It’s April 7th and Rwandans remember the darkest part of our history. For survivors, the genocide is like a shadow that momentarily goes away, but when the light is at its brightest, the shadow is most visible.

Close your eyes and picture a family wedding … that uncle who always gets a little drunk and rowdy, the grandmother who is always calling everyone godless, your good looking cousin who makes the best impressions. Hear the sounds of laughter, smell the food and feel the joy of love. Now imagine every single one killed before your eyes; some so brutally tortured, raped and sodomized before their death, you cannot think of them without fainting. You try to ignore the memory of them but they show up in your nightmares.

No one is left, everyone is dead

For many in Rwanda, family weddings bring back painful memories. The world has moved on but survivors cannot. Now picture the killers. The leader of the pack is your neighbour. Your dad probably knew his dad. Your mom probably gave his sister milk to drink. Maybe he’s even your priest. Now he’s served his 18 years and he lives across the street from you. He has served his time but everyone you love is dead. That’s close proximity genocide for you.

How do you wake up one day and kill your neighbour? How does one slice open a pregnant woman to finish off future generations? How does a person or nation recover after that? Yet every day, we ask survivors to forgive so that the nation can live. Rwanda today benefits from good leaders who from the very beginning refused to continue the cycle of ethnic division. The sacrifice of survivors and the vision of our leaders is why Rwanda has risen from the ashes.

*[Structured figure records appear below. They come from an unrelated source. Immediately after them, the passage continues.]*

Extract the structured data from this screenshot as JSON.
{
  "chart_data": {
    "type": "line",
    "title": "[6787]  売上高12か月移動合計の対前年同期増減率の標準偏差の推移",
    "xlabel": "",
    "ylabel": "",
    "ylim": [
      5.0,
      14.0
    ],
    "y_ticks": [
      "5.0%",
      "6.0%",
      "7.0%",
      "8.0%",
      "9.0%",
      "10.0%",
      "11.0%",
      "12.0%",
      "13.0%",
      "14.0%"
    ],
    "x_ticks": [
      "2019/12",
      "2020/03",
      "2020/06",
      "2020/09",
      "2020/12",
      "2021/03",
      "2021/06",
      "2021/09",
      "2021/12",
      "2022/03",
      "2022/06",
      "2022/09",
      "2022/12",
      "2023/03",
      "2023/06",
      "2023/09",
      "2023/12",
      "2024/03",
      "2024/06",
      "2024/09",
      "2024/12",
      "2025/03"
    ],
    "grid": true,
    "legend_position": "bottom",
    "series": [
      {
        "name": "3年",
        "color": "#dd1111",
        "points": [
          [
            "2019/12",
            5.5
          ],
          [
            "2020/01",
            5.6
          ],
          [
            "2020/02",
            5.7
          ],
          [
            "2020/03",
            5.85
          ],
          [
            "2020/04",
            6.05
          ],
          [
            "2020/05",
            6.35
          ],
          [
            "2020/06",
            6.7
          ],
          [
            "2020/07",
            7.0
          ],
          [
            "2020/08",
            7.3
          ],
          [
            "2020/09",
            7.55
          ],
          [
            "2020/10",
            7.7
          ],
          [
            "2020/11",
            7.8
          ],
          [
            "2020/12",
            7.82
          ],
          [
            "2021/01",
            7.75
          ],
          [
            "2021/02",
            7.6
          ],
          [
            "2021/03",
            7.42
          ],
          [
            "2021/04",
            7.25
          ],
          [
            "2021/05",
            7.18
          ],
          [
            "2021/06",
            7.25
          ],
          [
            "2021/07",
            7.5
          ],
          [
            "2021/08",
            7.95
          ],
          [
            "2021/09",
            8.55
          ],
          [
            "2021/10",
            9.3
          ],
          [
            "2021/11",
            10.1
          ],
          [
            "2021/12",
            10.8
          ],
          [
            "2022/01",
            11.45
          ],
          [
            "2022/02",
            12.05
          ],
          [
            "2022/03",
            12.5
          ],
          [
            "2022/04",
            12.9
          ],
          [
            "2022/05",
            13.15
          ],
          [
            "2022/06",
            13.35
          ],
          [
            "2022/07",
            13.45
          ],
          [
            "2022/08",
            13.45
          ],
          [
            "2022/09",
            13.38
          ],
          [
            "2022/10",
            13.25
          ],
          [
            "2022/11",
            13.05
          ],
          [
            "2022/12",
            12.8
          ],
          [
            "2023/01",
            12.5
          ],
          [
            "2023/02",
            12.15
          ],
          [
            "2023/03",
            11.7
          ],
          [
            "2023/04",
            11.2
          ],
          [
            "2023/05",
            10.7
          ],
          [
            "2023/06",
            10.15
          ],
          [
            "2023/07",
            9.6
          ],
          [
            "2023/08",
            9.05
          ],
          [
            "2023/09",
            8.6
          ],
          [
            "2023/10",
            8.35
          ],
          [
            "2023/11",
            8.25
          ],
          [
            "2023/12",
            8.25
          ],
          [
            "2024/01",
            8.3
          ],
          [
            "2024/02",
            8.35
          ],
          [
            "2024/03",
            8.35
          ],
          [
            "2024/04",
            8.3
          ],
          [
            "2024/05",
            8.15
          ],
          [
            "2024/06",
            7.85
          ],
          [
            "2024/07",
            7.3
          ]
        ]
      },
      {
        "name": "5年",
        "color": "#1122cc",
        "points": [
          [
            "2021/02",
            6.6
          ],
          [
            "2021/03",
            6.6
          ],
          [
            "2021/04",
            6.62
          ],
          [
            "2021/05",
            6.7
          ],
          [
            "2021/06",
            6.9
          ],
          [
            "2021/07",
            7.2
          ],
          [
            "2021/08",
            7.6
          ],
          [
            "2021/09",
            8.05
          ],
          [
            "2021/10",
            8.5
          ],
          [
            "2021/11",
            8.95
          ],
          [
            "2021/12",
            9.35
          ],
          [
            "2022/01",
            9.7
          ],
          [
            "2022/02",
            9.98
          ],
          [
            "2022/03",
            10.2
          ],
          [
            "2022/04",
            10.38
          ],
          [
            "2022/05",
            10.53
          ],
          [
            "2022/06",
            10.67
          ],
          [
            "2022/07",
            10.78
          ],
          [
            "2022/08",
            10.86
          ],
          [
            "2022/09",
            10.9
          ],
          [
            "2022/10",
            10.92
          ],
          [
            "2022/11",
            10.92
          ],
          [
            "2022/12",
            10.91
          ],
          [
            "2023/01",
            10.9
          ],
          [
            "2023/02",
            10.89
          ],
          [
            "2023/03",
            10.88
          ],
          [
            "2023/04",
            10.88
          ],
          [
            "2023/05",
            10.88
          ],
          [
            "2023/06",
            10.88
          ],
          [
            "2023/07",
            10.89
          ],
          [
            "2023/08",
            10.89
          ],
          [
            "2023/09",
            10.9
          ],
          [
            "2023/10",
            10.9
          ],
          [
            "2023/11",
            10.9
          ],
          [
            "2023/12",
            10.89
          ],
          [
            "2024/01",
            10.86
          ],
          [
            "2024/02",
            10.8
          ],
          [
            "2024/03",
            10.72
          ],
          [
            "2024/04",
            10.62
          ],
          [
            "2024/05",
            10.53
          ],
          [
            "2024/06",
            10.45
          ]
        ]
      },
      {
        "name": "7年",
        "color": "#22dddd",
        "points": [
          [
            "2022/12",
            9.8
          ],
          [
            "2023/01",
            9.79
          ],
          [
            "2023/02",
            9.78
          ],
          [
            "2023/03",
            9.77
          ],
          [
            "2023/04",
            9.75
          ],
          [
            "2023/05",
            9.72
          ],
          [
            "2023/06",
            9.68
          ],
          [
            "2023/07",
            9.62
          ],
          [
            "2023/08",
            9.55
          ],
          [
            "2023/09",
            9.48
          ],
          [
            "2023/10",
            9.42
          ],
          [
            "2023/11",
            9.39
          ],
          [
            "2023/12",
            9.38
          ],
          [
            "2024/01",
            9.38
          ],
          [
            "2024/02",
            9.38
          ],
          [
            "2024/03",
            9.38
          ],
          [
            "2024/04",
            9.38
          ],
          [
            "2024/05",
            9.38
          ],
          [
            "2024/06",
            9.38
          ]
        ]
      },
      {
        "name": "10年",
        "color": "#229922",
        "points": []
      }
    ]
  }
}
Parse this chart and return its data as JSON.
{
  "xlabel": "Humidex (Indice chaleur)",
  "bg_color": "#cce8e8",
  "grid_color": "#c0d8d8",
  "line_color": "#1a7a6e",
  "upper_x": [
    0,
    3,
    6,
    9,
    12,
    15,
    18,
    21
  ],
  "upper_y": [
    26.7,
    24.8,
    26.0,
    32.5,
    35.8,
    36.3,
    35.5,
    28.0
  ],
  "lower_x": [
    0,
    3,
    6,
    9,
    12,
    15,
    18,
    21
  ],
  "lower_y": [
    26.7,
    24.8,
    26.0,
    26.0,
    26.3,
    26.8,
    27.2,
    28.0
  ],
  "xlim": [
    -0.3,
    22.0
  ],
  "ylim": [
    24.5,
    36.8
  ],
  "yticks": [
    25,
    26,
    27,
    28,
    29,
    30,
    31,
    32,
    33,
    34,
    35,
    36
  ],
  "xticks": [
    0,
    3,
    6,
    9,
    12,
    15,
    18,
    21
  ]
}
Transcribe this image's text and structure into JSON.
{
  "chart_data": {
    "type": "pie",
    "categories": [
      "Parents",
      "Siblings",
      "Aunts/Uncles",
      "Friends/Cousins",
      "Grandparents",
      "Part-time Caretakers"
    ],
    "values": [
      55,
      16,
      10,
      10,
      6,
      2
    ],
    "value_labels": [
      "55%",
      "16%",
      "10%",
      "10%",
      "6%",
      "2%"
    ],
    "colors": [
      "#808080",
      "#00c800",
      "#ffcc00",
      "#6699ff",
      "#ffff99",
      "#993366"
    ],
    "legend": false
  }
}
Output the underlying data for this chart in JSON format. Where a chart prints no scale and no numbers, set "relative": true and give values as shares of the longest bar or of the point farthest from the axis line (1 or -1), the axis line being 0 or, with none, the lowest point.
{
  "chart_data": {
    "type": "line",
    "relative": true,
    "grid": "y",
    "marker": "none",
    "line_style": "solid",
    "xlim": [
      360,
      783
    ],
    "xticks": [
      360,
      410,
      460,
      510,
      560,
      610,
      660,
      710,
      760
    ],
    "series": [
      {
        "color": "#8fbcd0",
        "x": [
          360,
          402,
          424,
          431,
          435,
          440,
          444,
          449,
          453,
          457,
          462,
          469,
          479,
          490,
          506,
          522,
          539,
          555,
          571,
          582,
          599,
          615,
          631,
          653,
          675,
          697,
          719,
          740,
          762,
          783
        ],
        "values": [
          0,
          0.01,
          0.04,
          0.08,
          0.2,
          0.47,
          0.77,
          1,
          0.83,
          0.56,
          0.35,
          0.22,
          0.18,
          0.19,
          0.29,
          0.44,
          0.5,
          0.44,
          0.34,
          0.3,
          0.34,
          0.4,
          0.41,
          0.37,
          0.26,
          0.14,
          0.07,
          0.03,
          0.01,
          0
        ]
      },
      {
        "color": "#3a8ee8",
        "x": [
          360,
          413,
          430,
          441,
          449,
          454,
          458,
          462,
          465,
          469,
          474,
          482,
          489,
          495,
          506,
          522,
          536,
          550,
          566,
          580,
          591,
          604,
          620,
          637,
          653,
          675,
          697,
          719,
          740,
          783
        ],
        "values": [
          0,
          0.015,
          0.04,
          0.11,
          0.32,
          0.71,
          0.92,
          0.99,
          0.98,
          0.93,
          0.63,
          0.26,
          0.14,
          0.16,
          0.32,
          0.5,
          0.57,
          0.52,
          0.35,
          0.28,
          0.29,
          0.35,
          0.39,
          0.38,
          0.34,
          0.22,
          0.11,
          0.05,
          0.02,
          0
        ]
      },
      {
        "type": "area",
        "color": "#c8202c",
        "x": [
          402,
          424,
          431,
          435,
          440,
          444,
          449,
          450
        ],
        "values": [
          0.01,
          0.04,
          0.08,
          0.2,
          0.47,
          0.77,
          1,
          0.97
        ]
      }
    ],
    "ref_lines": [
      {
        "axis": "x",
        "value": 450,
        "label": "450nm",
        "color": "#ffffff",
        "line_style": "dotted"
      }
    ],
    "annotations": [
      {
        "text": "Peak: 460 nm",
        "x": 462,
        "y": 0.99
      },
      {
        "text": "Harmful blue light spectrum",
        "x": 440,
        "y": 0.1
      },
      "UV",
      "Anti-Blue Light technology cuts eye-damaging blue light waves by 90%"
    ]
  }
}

Mourners share fire to light their candles at the vigil of the 20th Commemoration of the Genocide against the Tutsi. Credit: Thierry Dushimirimana/Paul Kagame Flickr

Mourners share fire to light their candles at the vigil of the 20th Commemoration of the Genocide against the Tutsi. Credit: Thierry Dushimirimana/Paul Kagame Flickr

In 1998, I ran into a drunk man in an alley in Kigali. He said to me, “We must finish what we started, all Tutsi must die…” I did not live through the genocide and while it had been explained to me, I did not understand that level of hatred. The genocide did not begin in April 1994, it began in the 1930s with the racist ID cards that the Belgians imposed, and then in 1959 when Hutu extremists chose to continue this racist ideology to stay in power. Genocide is never random. It is planned and executed with precision.

The blame game

I used to ask survivors in my family why they didn’t leave, as if they had a choice. Our questions are often insensitive, blaming the victim for crimes committed against them. ‘Why didn’t you understand what was coming? Why didn’t you flee?’ we ask. When the real questions should be: Why didn’t your government protect you as a citizen? Why didn’t your neighbour defend you? How could your priest rape you? Why didn’t the world care?

And today, the blame game goes on. When we’re not minimizing the ordeal of survivors because we just can’t process it, we’re making it about us…and the orphans we help or the ‘illustrious’ books we write or the aid money that ‘saved’ Rwanda as if this somehow means we get it. And then there’s denial… the last phase of any genocide is denial.

A few months ago, the BBC released a documentary. It was meant to be controversial, you know to boost ratings and such… but really it was genocide denial at its finest. They revised the number of dead, inversed killer and victim and ignored decades of research, even first-hand accounts. The genocide is complex but never ambiguous (read a response by 38 academics & scholars here). The documentary and other forms of denial are why we cannot stop talking about the genocide against the Tutsi. Our outrage at denial must make us the guardians of history, of memory. We must write, we must film, and we must archive memory and facts.

Looking to the future

Two twenty year olds carry the Urumuri Rutazima, the flame of remembrance, a symbol that the Rwandan spirit lives on. Photo: Gabriel Dusabe/Kwibuka Rwanda Flickr

Two twenty year olds carry the Urumuri Rutazima, the flame of remembrance, a symbol that the Rwandan spirit lives on. Photo: Gabriel Dusabe/Kwibuka Rwanda Flickr

A little over a year ago, we started a national conversation in Rwanda around what it is to be Rwandan. Ndi Umunyarwanda gave people the opportunity to talk about their experiences before, during and after the genocide. The sessions were uncomfortable, sometimes painful, but they allowed people to share what is in their hearts – albeit imperfectly. Has it wiped away all our pain or fixed all our challenges? No, but it is an ongoing conversation we can now have. One that we should keep having for the sake of the generations to come.

Martin Luther King Jr. said, “Forgiveness is not an occasional act, it is a [permanent] attitude.” In Rwanda, we remember, we forgive, we live. Even with scars, Rwanda lives.

In loving memory of the over million who perished in the Genocide against the Tutsi. Ntimuzibagirana.